Poeta viveu tensão com Bonner e estresse no 'É de Casa' antes de rixa com Manoel
Apresentadora ainda não conseguiu o que foi prometido pela Globo 8 anos após deixar o ‘JN’
A falta de sintonia entre Patrícia Poeta e Manoel Soares diante das câmeras e a animosidade entre os dois nos bastidores do ‘Encontro’ virou uma novela.
Quase todo dia surge um novo boato a respeito da irritação da apresentadora em dividir o programa e do ressentimento do jornalista em ser mero coadjuvante.
Parte do público e da imprensa passou a monitorar a expressão corporal de ambos a fim de confirmar a impressão de antipatia recíproca.
Com isso, as pautas discutidas na atração ficam em segundo plano, com pouca repercussão na mídia e nas redes sociais, apesar de a audiência ter crescido.
Difícil apontar uma solução para o caso.

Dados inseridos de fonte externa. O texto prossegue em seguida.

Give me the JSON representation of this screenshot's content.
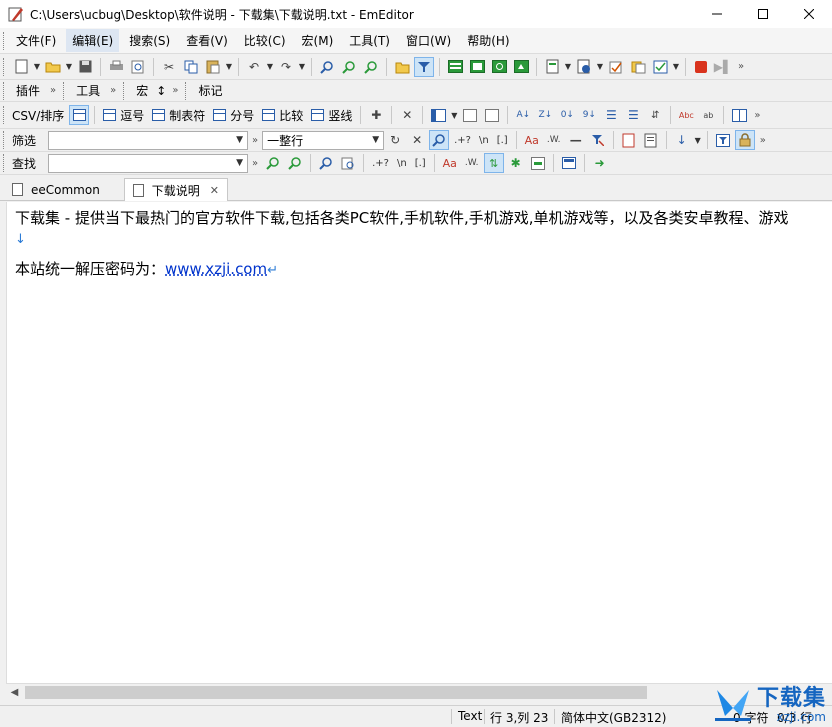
{
  "window": {
    "title": "C:\\Users\\ucbug\\Desktop\\软件说明 - 下载集\\下载说明.txt - EmEditor"
  },
  "menubar": {
    "items": [
      "文件(F)",
      "编辑(E)",
      "搜索(S)",
      "查看(V)",
      "比较(C)",
      "宏(M)",
      "工具(T)",
      "窗口(W)",
      "帮助(H)"
    ],
    "active": "编辑(E)"
  },
  "plugins_bar": {
    "plugins": "插件",
    "tools": "工具",
    "macro": "宏",
    "macro_suffix": "↕",
    "marks": "标记"
  },
  "csv_bar": {
    "label": "CSV/排序",
    "items": [
      "逗号",
      "制表符",
      "分号",
      "比较",
      "竖线"
    ]
  },
  "filter_bar": {
    "label": "筛选",
    "value": "",
    "mode": "一整行",
    "regex": ".+?",
    "newline": "\\n",
    "brackets": "[.]"
  },
  "find_bar": {
    "label": "查找",
    "value": "",
    "regex": ".+?",
    "newline": "\\n",
    "brackets": "[.]"
  },
  "tabs": [
    {
      "label": "eeCommon",
      "active": false
    },
    {
      "label": "下载说明",
      "active": true
    }
  ],
  "editor": {
    "line1": "下载集 - 提供当下最热门的官方软件下载,包括各类PC软件,手机软件,手机游戏,单机游戏等，以及各类安卓教程、游戏",
    "line2_prefix": "本站统一解压密码为：",
    "line2_link": "www.xzji.com",
    "wrap_mark": "↓",
    "return_mark": "↵"
  },
  "status": {
    "mode": "Text",
    "position": "行 3,列 23",
    "encoding": "简体中文(GB2312)",
    "chars": "0 字符",
    "lines": "0/3 行"
  },
  "watermark": {
    "big": "下载集",
    "small": "xzji.com"
  },
  "colors": {
    "accent": "#1565c0",
    "link": "#0033cc",
    "selected": "#cde4f7"
  }
}
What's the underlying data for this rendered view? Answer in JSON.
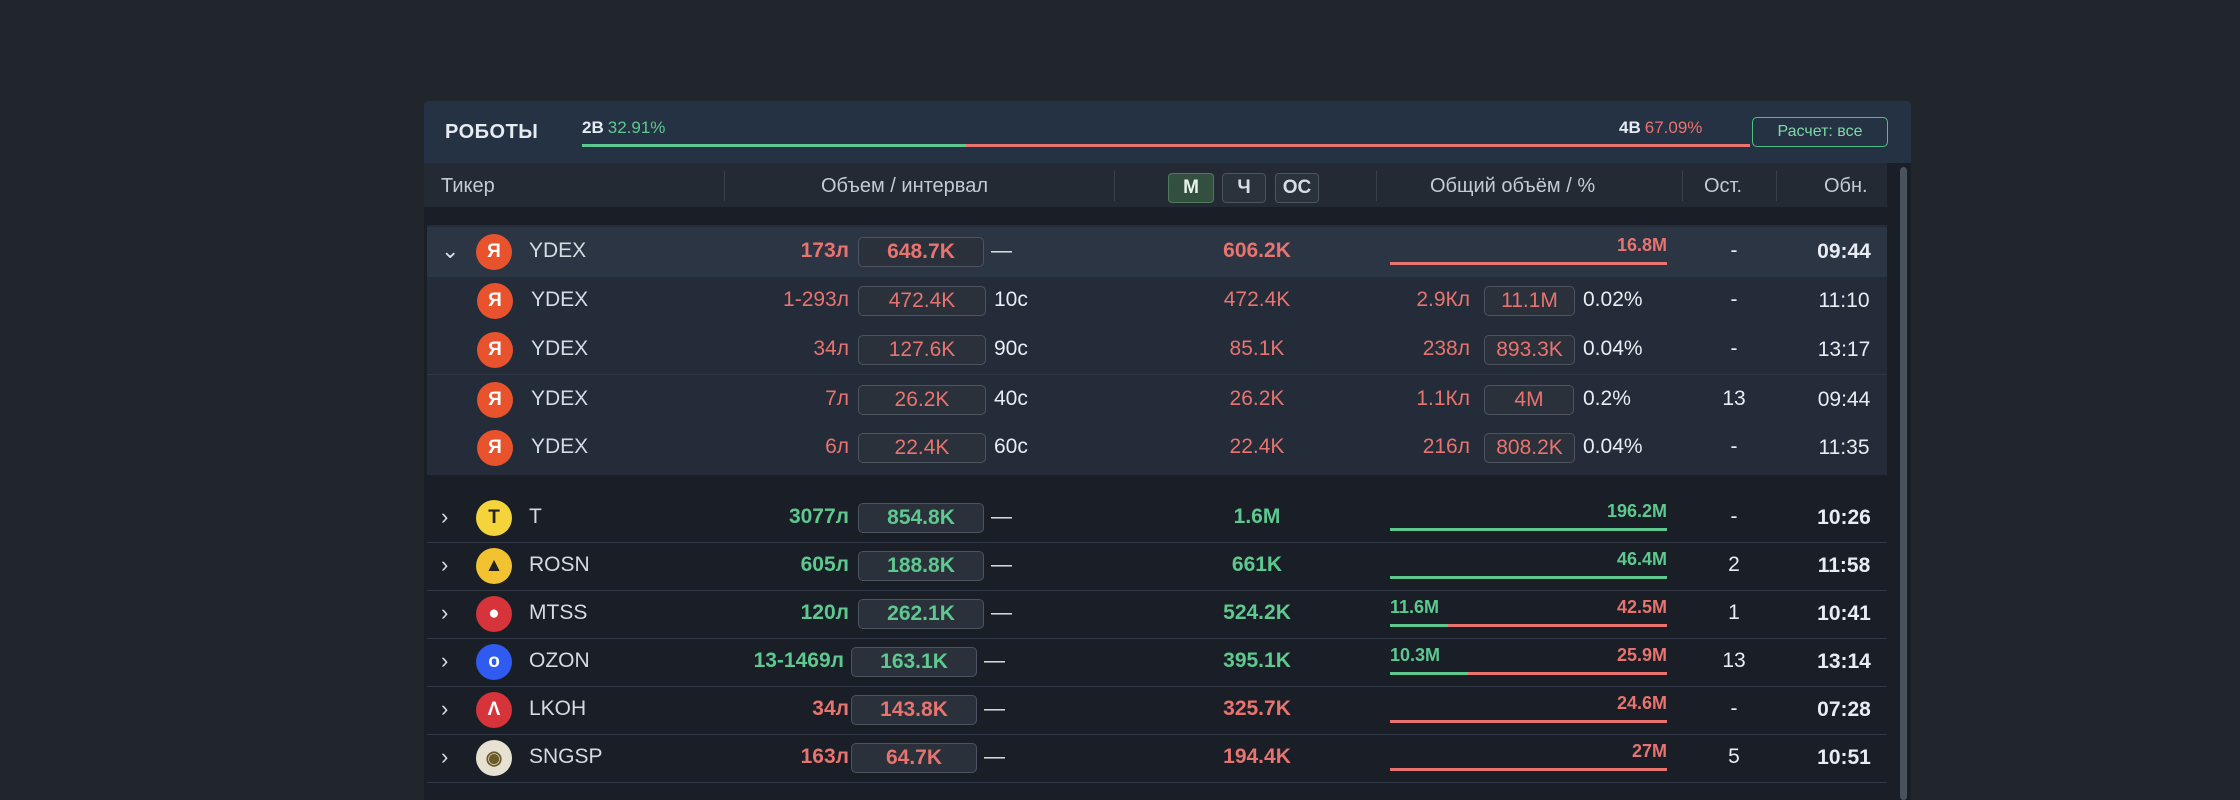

Se Manoel pedir para sair ou for tirado pela emissora, a rejeição contra Patrícia certamente dispararia, transformando o ranço atual em crise de imagem.
Uma mudança radical, com os dois fora do ‘Encontro’, parece improvável neste momento.
A cúpula da Globo pretende insistir em Poeta, apesar de não a defender publicamente nem desmentir os rumores de que iria substituí-la por Maria Beltrão ou Eliana.
A questão mais importante é saber como o mercado publicitário vê esse conflito no ‘Encontro’.
Enquanto o fluxo de anúncios nos intervalos e ações de merchandising não for afetado, a emissora dificilmente vai tomar uma atitude efetiva.
Sob pressão, Patrícia Poeta tenta ignorar a polêmica. Não é a primeira vez que a apresentadora gera manchetes desfavoráveis.
A saída dela do ‘Jornal Nacional’, em novembro de 2014, foi precedida por fofocas de suposta relação tensa com o colega de bancada e editor-chefe William Bonner.
O falatório tomou uma proporção tão grande que eles comentaram a respeito em entrevistas — e houve contradição.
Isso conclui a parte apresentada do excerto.